Становясь орудием универсалиста, литература — идейная проповедь. Иногда стилистика покрывает идейную проповедь; иногда обратно: сама проповедь превращается в стилистическую форму. Все же в корне своем обе формы литературного культа не уживаются в современности. Стилист отрицает проповедника, проповедник — стилиста.
Литература в развитии своем опирается на все завоеванное прошлое. Реальность литературных завоеваний — только в форме. Никогда идеи в литературе не опережали религию, философию и науку. Литература, только отражая идеи общества, самостоятельно ковала форму: и потому-то законы литературной техники перевесили на Западе смысл литературных произведений. Стилист победил проповедника. Но победа стиля отдала литератора во власть ремесла: стиль как отображение музыкального ритма души сменился стилем как имитацией чужих ритмов. Голос ритма превратился в литературный граммофон; образ ритма — в кинематограф марионеток.
На Западе еще в другом направлении стилист победил проповедника: религия жизни разложилась в условиях современности. Человек, чувствующий, мыслящий и волящий, разложился: 1) на чувствительного и безвольного дурака, 2) на неумного бесчувственного практика, 3) на холодного и безвольного резонера. Первый подменил религию мистикой своих не в меру тонких чувств; второй подменил религию — религией прогресса с ее утилитарной моралью; третий подменил религию — религией разума. Мистик, философ и моралист без остатка убили здорового человека. И литература покрылась беспочвенным, нарочитым мистицизмом, ненужным утилитаризмом и холодным резонерством. В том, другом и третьей случае религиозная по существу идея проповеди подменилась тенденцией. Далее: моралисты стали бороться друг с другом, с мистиками и резонерами. Литература из средства возрождения жизни превратилась в средство партийной борьбы: она стала средством оспаривать чужие средства — и выродилась в публицистику. И невольно возник вопрос: для чего же существует литература? Тогда бросили литературное сегодня и вернулись к прошлому: определяли литературу в свете ее происхождения. По-новому открылся Западу религиозный смысл литературного индивидуализма.
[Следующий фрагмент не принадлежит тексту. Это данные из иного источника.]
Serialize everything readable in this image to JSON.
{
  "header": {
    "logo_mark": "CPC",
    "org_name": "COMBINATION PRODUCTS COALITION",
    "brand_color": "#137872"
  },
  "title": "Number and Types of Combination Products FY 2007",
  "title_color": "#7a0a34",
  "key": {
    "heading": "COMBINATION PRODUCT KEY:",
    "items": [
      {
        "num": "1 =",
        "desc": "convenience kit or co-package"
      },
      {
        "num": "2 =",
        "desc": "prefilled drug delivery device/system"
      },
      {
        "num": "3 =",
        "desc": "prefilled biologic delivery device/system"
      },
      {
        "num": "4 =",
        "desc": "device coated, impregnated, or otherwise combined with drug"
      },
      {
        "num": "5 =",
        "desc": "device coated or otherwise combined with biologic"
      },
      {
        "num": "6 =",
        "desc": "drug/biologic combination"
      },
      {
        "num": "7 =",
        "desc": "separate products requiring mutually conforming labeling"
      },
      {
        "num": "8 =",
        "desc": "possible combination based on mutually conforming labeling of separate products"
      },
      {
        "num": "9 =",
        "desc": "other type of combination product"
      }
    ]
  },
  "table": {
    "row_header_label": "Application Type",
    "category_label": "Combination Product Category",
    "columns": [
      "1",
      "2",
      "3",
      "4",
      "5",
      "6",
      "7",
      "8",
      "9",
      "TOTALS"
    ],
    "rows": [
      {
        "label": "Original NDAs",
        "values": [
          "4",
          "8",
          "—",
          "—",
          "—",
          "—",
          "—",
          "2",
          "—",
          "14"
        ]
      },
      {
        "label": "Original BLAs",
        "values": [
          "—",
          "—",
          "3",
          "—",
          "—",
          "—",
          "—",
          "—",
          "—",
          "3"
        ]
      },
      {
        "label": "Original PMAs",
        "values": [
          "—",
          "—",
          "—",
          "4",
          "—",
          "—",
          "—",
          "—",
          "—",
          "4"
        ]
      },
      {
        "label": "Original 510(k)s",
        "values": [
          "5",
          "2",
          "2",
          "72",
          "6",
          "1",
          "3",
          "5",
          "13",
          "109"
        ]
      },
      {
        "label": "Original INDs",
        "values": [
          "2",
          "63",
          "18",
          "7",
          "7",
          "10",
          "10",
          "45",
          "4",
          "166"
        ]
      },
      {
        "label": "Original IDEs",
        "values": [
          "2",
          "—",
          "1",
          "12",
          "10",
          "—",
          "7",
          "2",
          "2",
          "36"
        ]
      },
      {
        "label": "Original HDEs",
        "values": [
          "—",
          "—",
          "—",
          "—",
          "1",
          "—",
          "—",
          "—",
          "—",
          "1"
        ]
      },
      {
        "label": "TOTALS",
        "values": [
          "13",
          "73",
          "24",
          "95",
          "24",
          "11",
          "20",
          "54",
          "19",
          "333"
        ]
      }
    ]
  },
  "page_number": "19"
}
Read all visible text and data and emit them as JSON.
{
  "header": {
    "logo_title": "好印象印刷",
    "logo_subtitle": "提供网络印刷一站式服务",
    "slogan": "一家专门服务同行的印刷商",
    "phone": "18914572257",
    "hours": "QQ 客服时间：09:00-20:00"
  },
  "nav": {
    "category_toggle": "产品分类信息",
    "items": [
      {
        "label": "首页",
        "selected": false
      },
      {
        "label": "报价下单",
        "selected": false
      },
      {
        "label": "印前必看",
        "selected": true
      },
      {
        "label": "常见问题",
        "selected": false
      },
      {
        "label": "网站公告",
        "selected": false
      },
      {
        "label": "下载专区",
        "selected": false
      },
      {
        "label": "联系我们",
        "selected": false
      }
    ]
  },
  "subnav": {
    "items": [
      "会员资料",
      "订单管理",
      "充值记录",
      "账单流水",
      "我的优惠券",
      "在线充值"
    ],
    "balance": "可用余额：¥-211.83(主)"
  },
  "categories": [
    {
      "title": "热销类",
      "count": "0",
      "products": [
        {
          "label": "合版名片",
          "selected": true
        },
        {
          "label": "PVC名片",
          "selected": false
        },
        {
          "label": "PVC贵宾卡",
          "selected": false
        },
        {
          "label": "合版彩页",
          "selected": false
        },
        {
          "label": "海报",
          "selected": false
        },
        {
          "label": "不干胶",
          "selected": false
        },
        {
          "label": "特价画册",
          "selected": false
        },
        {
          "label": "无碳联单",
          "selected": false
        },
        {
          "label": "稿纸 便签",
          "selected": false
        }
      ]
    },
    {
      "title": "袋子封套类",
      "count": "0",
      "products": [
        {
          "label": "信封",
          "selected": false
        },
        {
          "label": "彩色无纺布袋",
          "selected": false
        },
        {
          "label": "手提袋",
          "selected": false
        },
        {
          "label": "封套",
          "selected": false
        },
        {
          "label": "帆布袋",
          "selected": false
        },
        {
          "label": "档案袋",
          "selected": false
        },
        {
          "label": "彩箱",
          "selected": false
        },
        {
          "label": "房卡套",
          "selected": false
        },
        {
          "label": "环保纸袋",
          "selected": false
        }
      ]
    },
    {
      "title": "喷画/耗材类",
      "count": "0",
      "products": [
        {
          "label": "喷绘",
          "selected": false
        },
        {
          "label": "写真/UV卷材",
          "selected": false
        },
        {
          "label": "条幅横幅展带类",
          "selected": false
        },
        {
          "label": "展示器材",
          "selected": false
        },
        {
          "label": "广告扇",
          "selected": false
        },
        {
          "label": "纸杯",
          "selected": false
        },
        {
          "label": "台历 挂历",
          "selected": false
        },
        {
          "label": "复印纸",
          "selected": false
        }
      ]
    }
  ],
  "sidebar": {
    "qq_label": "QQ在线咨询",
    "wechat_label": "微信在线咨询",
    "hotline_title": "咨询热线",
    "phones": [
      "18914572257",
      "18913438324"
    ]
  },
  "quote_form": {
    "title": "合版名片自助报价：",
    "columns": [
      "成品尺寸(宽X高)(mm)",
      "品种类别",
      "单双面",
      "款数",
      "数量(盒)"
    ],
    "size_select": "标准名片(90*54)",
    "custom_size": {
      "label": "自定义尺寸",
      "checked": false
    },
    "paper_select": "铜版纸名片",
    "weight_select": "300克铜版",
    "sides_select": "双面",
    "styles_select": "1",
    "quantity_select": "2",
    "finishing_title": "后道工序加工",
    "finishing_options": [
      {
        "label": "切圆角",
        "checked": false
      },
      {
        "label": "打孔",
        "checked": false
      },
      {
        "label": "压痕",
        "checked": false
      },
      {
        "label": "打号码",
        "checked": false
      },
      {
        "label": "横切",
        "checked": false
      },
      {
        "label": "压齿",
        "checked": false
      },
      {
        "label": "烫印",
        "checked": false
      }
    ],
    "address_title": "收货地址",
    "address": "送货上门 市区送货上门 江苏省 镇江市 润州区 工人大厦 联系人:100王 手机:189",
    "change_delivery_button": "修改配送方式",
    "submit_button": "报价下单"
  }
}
Тогда поняли, что образы литературы всегда глубоко символичны, т. е. они — соединение формы, приема с поющим переживанием души, соединение образа с невообразимым, соединение слова с плотью. Впоследствии, с разложением религии на мистику, механику и мораль, — живой смысл литературной проповеди подменяется фиктивными смыслами.
Надо жить не иначе как для человечества, для прогресса, но прогресс, человечество — не синица и не журавль, — а голая пустота. Переживание не соединимо с прогрессом. Жизнь во имя абстракции — не живая жизнь. Переживание не соединилось со словом жизни. Слово — стало пустым словом. Переживание не нашло формы выражения. Будучи религиозно по существу, оно приняло и религиозные эстетические формы. Литература стала изящной словесностью. Слово стало орудием музыки. Литература превратилась в один из инструментов музыкальной симфонии. Спасая переживание от пустых слов, литература на Западе подчинила слово мелодии; стилисту-академику протянул руку индивидуалист. Техника извне и музыка изнутри подточили на Западе литературную проповедь. Музыка превратилась в технику у Ницше, и техника превратилась в музыку у Стефана Георге.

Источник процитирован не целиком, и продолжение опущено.